There are economic benefits: it can be much more profitable to reskill a valued employee than to find a new one. A company’s existing pool of workers can be a source of new talent.
 

Reskilling can be expensive, particularly for smaller companies; and it’s true that sometimes employees take their new skills elsewhere. One approach is to work with other institutions—community colleges, government agencies, even companies in the same sector—to spread the costs. But while reskilling carries cost, as does having a less adept and discouraged workforce.
 

Deploy productivity-boosting technology

During the COVID-19 crisis, companies have used technology in new ways to cope, often with a speed and success that surprised them.
 

On the whole, however, there are big gaps between what is being done and what could be done. In 2017, industries were less than 40% digitized. In 2019, China, Europe, and the United States had tapped into only 20% of their digital potential. That matters, because just as technological diffusion powered post-war growth, digital capabilities will likely be a major factor in fuelling post-COVID-19 growth.
 

An analysis of the effect of digital on productivity is compelling—70% of those identified as “digital superstars” achieve higher-than-average productivity, and the most digitized sectors are also the ones that are the most productive. Even so, only a quarter of global sales and supply-chain operations were digitized in 2019, less than a third of operations volume was digitally automated, and in 2018, only 12% of companies had invested in AI in domains where the business case to do so was strong.
 

History can still provide useful lessons

The 1950s and 1960s look pretty good, as many economies enjoyed sustained and inclusive growth.

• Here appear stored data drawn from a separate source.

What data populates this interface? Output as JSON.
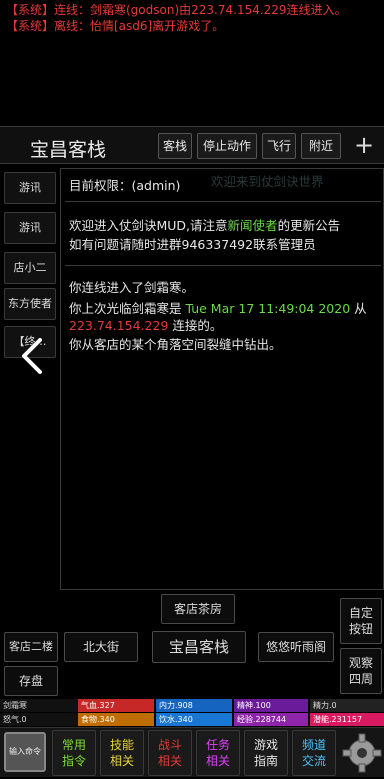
{
  "system_log": [
    "【系统】连线：剑霜寒(godson)由223.74.154.229连线进入。",
    "【系统】离线：怡情[asd6]离开游戏了。"
  ],
  "room": {
    "title": "宝昌客栈",
    "buttons": [
      "客栈",
      "停止动作",
      "飞行",
      "附近"
    ],
    "plus": "+"
  },
  "sidebar": {
    "items": [
      "游讯",
      "游讯",
      "店小二",
      "东方使者",
      "【终…"
    ]
  },
  "messages": {
    "permission": "目前权限：(admin)",
    "faded": "欢迎来到仗剑诀世界",
    "welcome_pre": "欢迎进入仗剑诀MUD,请注意",
    "welcome_highlight": "新闻使者",
    "welcome_post": "的更新公告",
    "contact": "如有问题请随时进群946337492联系管理员",
    "connected": "你连线进入了剑霜寒。",
    "last_login_pre": "你上次光临剑霜寒是 ",
    "last_login_time": "Tue Mar 17 11:49:04 2020",
    "last_login_mid": " 从",
    "last_login_ip": "223.74.154.229",
    "last_login_post": " 连接的。",
    "arrival": "你从客店的某个角落空间裂缝中钻出。"
  },
  "exits": {
    "north": "客店茶房",
    "west": "北大街",
    "center": "宝昌客栈",
    "east": "悠悠听雨阁",
    "left_top": "客店二楼",
    "left_bottom": "存盘",
    "custom": "自定\n按钮",
    "observe": "观察\n四周"
  },
  "stats": {
    "name": "剑霜寒",
    "hp": "气血.327",
    "neili": "内力.908",
    "jingshen": "精神.100",
    "jingli": "精力.0",
    "nuqi": "怒气.0",
    "food": "食物.340",
    "water": "饮水.340",
    "exp": "经验.228744",
    "potential": "潜能.231157"
  },
  "toolbar": {
    "input": "输入命令",
    "items": [
      {
        "l1": "常用",
        "l2": "指令",
        "color": "#7ddc3a"
      },
      {
        "l1": "技能",
        "l2": "相关",
        "color": "#e6d43a"
      },
      {
        "l1": "战斗",
        "l2": "相关",
        "color": "#e53935"
      },
      {
        "l1": "任务",
        "l2": "相关",
        "color": "#e040fb"
      },
      {
        "l1": "游戏",
        "l2": "指南",
        "color": "#e6e6e6"
      },
      {
        "l1": "频道",
        "l2": "交流",
        "color": "#4fc3f7"
      }
    ]
  },
  "colors": {
    "hp_bar": "#c62828",
    "neili_bar": "#1565c0",
    "jingshen_bar": "#6a1b9a",
    "food_bar": "#bf6d00",
    "water_bar": "#1976d2",
    "exp_bar": "#8e24aa",
    "potential_bar": "#d81b60"
  }
}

COVID-19-riddled 2020 is not war-wracked 1950. But history can still provide useful lessons: One is the need for international institutions and the public and private sectors to pull in the same direction; another is the importance of health, education, and training.
 

There are also lessons in what not to do. Countries that cut themselves off from the global flow of technology, trade, and information generally underperform. Controls on capital, wages, and prices suppress growth. Nationalizing industry is a productivity dud (with rare exceptions). Even with the right goals and the best of intentions, making the wrong choices can hurt productivity—as happened in post-war Britain—and thus make it less likely that the desired outcomes occur.
 

Imagination, leadership, and a dash of inspiration will be required to figure out the right policies for the 21st century. During the COVID-19 crisis, there have been many examples from the public, private, and social sectors to prove that these qualities are alive and well. What is needed now is the commitment to make the changes and investments that will create a future of broad prosperity.